Роберто, сосредоточенно глядя в окно, затянулся сигарным дымом. Стало уже совсем темно. Напротив неотчетливо вырисовывалась громада крепости; она притягивала к себе вечерний туман, куталась в него, расширялась.
— Капитан, сколько у нас было в Ортелло людей?
— Восемьдесят… вместе с Беппо и Марио — восемьдесят два.
— А невозможно, скажем, переместить их на какую-нибудь другую ферму?
Фабрицио робким жестом руки попросил слова. Марино раздраженным движением подбородка показал ему, что готов его выслушать.

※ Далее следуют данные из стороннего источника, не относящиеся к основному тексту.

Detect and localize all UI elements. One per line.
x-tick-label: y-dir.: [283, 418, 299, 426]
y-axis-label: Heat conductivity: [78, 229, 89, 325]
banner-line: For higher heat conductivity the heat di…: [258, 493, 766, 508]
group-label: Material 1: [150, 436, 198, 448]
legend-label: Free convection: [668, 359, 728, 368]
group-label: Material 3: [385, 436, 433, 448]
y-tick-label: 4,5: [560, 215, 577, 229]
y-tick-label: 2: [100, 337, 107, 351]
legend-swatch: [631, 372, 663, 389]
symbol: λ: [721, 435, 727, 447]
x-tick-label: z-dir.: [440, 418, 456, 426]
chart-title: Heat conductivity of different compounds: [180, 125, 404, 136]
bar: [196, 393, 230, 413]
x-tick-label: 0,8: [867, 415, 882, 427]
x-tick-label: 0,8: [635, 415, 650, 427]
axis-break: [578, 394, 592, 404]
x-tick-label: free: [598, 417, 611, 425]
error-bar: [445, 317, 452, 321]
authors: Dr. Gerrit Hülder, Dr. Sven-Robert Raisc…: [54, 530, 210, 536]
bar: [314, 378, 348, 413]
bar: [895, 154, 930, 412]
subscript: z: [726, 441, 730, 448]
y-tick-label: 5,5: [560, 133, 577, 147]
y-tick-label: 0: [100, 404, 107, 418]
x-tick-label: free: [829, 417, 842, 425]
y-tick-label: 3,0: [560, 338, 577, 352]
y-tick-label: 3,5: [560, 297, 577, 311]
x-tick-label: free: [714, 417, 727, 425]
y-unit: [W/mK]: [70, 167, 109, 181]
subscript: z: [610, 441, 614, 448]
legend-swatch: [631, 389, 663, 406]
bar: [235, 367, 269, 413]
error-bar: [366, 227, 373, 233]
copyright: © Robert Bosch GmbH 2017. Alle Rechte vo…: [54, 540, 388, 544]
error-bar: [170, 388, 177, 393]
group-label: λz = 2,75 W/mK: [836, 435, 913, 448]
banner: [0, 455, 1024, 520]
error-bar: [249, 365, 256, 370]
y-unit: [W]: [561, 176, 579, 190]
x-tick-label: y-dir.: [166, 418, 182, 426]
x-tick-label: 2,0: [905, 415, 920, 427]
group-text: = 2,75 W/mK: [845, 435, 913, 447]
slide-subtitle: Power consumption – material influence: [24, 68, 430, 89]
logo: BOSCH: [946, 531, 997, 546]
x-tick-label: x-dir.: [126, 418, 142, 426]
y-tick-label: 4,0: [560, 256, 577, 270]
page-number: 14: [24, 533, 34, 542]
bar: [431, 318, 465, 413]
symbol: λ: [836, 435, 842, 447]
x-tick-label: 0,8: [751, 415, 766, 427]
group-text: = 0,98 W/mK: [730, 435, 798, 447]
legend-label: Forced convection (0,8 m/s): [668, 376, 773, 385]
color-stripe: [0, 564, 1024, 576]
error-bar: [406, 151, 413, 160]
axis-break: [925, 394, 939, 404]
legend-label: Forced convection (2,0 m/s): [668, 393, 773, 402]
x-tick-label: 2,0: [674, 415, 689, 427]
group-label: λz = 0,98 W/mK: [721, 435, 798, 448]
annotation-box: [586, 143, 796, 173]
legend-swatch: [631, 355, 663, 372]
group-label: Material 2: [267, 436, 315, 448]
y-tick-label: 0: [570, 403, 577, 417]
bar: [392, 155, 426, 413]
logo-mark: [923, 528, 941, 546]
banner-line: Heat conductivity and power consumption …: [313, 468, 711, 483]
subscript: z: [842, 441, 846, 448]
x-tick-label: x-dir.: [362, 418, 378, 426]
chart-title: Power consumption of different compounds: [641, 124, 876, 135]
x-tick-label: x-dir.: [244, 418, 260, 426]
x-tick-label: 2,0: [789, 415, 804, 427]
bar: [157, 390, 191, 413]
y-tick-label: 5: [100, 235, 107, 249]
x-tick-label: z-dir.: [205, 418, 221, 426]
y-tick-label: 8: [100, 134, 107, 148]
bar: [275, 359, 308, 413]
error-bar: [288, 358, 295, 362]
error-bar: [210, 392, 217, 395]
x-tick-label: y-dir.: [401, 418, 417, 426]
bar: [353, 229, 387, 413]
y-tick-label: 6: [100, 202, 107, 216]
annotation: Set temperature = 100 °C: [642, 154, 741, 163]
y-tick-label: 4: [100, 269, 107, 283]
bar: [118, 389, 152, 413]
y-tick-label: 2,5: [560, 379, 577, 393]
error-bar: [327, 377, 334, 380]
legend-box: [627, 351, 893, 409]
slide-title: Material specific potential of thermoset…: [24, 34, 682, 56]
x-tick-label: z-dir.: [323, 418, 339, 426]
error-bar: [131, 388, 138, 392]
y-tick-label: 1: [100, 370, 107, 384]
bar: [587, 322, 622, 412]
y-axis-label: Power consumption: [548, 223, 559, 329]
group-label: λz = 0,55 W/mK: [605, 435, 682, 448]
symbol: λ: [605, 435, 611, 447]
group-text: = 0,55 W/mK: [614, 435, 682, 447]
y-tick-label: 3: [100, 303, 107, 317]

— Это будет нелегко. Капитан, вчера я заезжал в Гронцо за деньгами. Я подумал, что это праздные разговоры, но там они тоже говорили о том, что собираются в следующем году вернуть нам наших людей.
Джованни слегка прищурил глаза.
— Это все-таки немного странно.
Капитан смотрел то на одного, то на другого, ожидая ответа, которого все не было. Постепенно в комнате совсем стемнело, и все присутствующие впервые почувствовали, что вместе с этими неподвижными сумерками в комнату вошло беспокойство.